How can you pray when you are frightened, angry, hurt or grieving? I wish I had a good answer for that. Today when my heart is clouded and I feel completely ineffective I am praying through the love of my friends. They are holding me up to God when I don’t have the strength to do so. I try to remember that my efforts and my virtues do not change the amount of love in the world, the amount of strength available for hard times. God is with us, bidden or unbidden, and God’s strength is available for the asking.
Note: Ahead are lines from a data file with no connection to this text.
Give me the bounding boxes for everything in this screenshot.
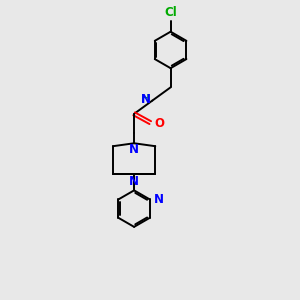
Text: N: N — [129, 143, 139, 156]
Text: N: N — [154, 193, 164, 206]
Text: N: N — [141, 93, 151, 106]
Text: H: H — [141, 94, 150, 104]
Text: N: N — [129, 175, 139, 188]
Text: Cl: Cl — [164, 6, 177, 19]
Text: O: O — [154, 117, 164, 130]
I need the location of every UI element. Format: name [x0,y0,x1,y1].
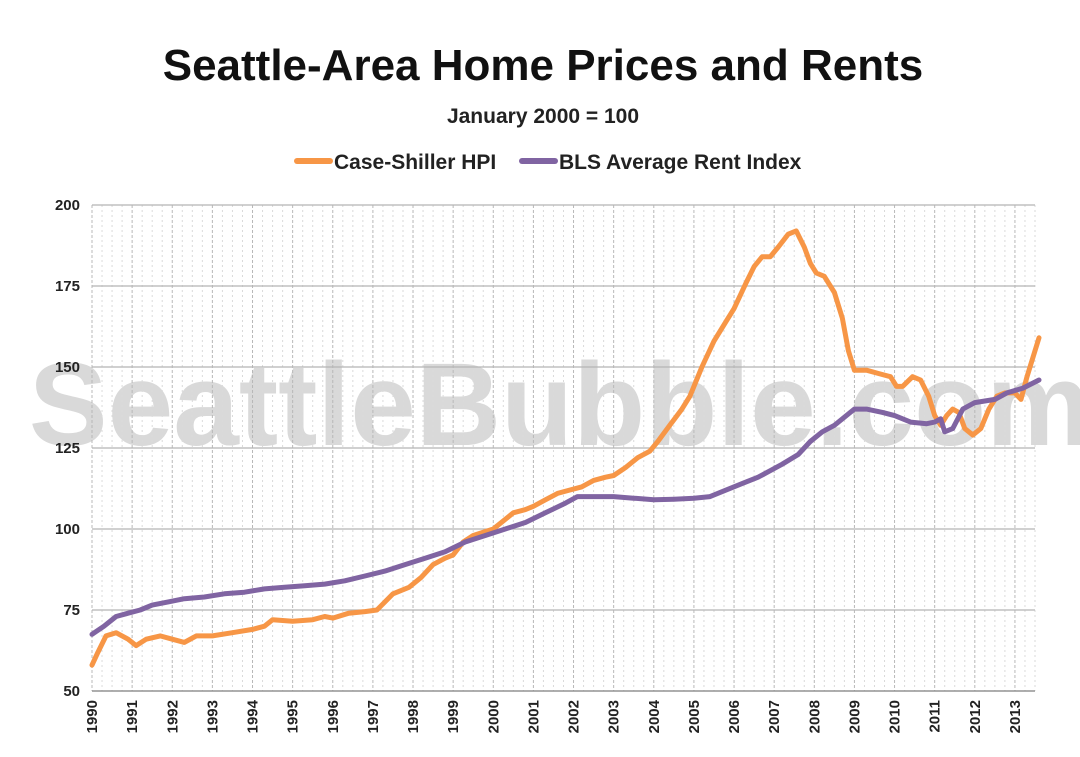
x-tick-label: 1997 [365,700,382,733]
x-tick-label: 1999 [445,700,462,733]
x-tick-label: 2012 [967,700,984,733]
x-tick-label: 1996 [325,700,342,733]
x-tick-label: 1990 [84,700,101,733]
x-tick-label: 2008 [806,700,823,733]
x-tick-label: 1994 [245,699,262,733]
y-tick-label: 50 [63,683,80,700]
legend: Case-Shiller HPI BLS Average Rent Index [294,151,802,174]
x-tick-label: 2002 [566,700,583,733]
series-line-0 [89,228,1042,668]
grid [91,204,1036,692]
x-tick-label: 2009 [846,700,863,733]
series-line-1 [89,377,1042,637]
x-tick-label: 2000 [485,700,502,733]
x-tick-label: 2005 [686,700,703,733]
axis-ticks: 50 75 100 125 150 175 200 1990 1991 1992 1993 1994 1… [55,197,1024,733]
chart-title: Seattle-Area Home Prices and Rents [163,41,924,90]
x-tick-label: 2007 [766,700,783,733]
legend-label-case-shiller: Case-Shiller HPI [334,151,496,174]
x-tick-label: 1992 [164,700,181,733]
y-tick-label: 200 [55,197,80,214]
x-tick-label: 2010 [887,700,904,733]
y-tick-label: 150 [55,359,80,376]
x-tick-label: 2003 [606,700,623,733]
x-tick-label: 2004 [646,699,663,733]
x-tick-label: 2001 [525,700,542,733]
x-tick-label: 1995 [285,700,302,733]
y-tick-label: 175 [55,278,80,295]
y-tick-label: 125 [55,440,80,457]
legend-label-bls-rent: BLS Average Rent Index [559,151,802,174]
x-tick-label: 2013 [1007,700,1024,733]
x-tick-label: 1991 [124,700,141,733]
y-tick-label: 75 [63,602,80,619]
x-tick-label: 2011 [927,700,944,733]
chart-subtitle: January 2000 = 100 [447,105,639,128]
series-lines [89,228,1042,668]
x-tick-label: 1998 [405,700,422,733]
x-tick-label: 2006 [726,700,743,733]
watermark: SeattleBubble.com [29,339,1080,471]
x-tick-label: 1993 [204,700,221,733]
y-tick-label: 100 [55,521,80,538]
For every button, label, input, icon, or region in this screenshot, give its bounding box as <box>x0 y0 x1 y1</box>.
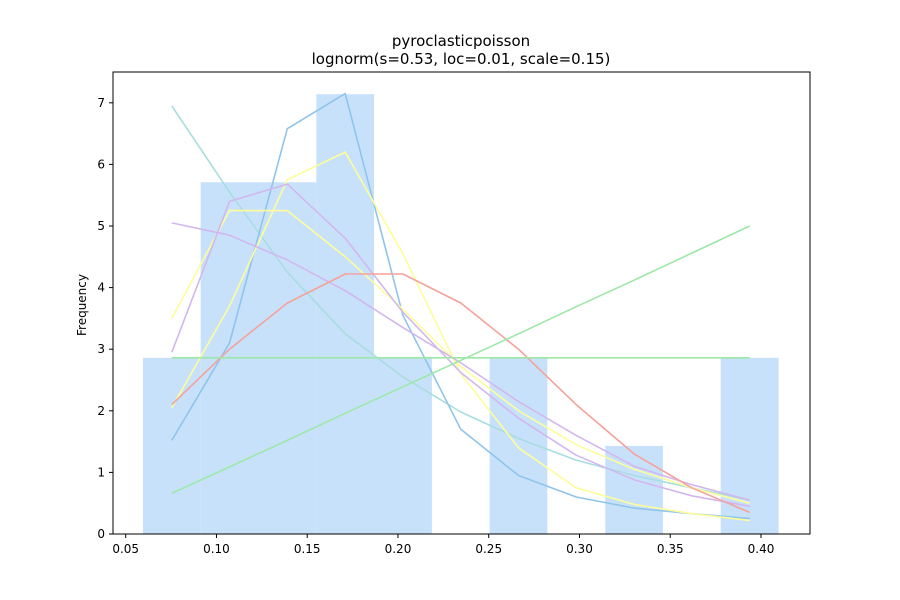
histogram-bar-2 <box>316 94 375 535</box>
y-tick-label: 7 <box>97 96 105 110</box>
histogram-bar-5 <box>605 445 663 534</box>
y-tick-label: 2 <box>97 404 105 418</box>
y-tick-label: 0 <box>97 527 105 541</box>
y-tick-label: 6 <box>97 157 105 171</box>
histogram-bar-3 <box>374 357 432 534</box>
y-tick-label: 4 <box>97 281 105 295</box>
x-tick-label: 0.10 <box>203 542 230 556</box>
series-line-6 <box>171 273 751 514</box>
x-tick-label: 0.15 <box>294 542 321 556</box>
chart-title: pyroclasticpoisson <box>392 32 530 50</box>
histogram-bar-6 <box>720 357 779 534</box>
y-tick-label: 3 <box>97 342 105 356</box>
series-line-2 <box>171 151 750 522</box>
series-line-1 <box>171 92 750 520</box>
chart-subtitle: lognorm(s=0.53, loc=0.01, scale=0.15) <box>312 50 611 68</box>
x-axis: 0.05 0.10 0.15 0.20 0.25 0.30 0.35 0.40 <box>112 534 774 556</box>
x-tick-label: 0.35 <box>657 542 684 556</box>
series-line-7 <box>171 225 751 495</box>
series-line-0 <box>171 105 750 501</box>
x-tick-label: 0.25 <box>475 542 502 556</box>
x-tick-label: 0.40 <box>748 542 775 556</box>
histogram-bars <box>142 94 779 535</box>
y-axis: 0 1 2 3 4 5 6 7 <box>97 96 113 541</box>
plot-frame <box>112 71 811 535</box>
series-line-3 <box>171 209 750 504</box>
series-line-4 <box>171 183 750 508</box>
y-axis-label: Frequency <box>75 274 89 336</box>
y-tick-label: 1 <box>97 465 105 479</box>
series-line-5 <box>171 222 750 501</box>
y-tick-label: 5 <box>97 219 105 233</box>
series-lines <box>171 92 751 522</box>
x-tick-label: 0.20 <box>385 542 412 556</box>
x-tick-label: 0.30 <box>566 542 593 556</box>
x-tick-label: 0.05 <box>112 542 139 556</box>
Sometimes I’m too proud to ask my friends to carry me when I’m weak, and sometimes my pride says that my problems are too insignificant to ask for help. But what I’m really saying is I don’t want to admit my neediness--I should be able to manage my own life. But can any of us really do that?

In my work I hear stories from patients every day about frustrations, disappointments and fears, and I tell every one of them that feeling off balance and out of control is normal after a heart attack or surgery. They are ashamed of their weakness and vulnerability but it is actually a good thing. People who admit having met the limits of their own resources can learn new ways of behaving, of coping, of healing, while those who insist on “toughing it out” and never being vulnerable have a lot more trouble recovering in the long run.

So when I don’t know how to fix the world around me, or how to help my grown children work out solutions to their dilemmas, or how to find a way through my own dilemmas, it is time for humility. To trust God to take care of what I can’t in ways I can’t even imagine. Sometimes God looks like a text from a far away friend sending an encouraging greeting. Sometimes God looks like the young driver giving a dollar to the beggar at the stoplight. Sometimes God looks like a walk around the neighborhood and smells like autumn leaves and sounds like a biting wind. Often God looks like the smile of a friend, a sympathetic hug, a glass of cool water.

We are not alone in this life; we are here with and for each other. Let us remember to be prayer “on the hoof” for those we love when they need us. Let us be humble enough to ask for help when we need it. The way through life is truly challenging and we need to be kind and gentle with ourselves and others.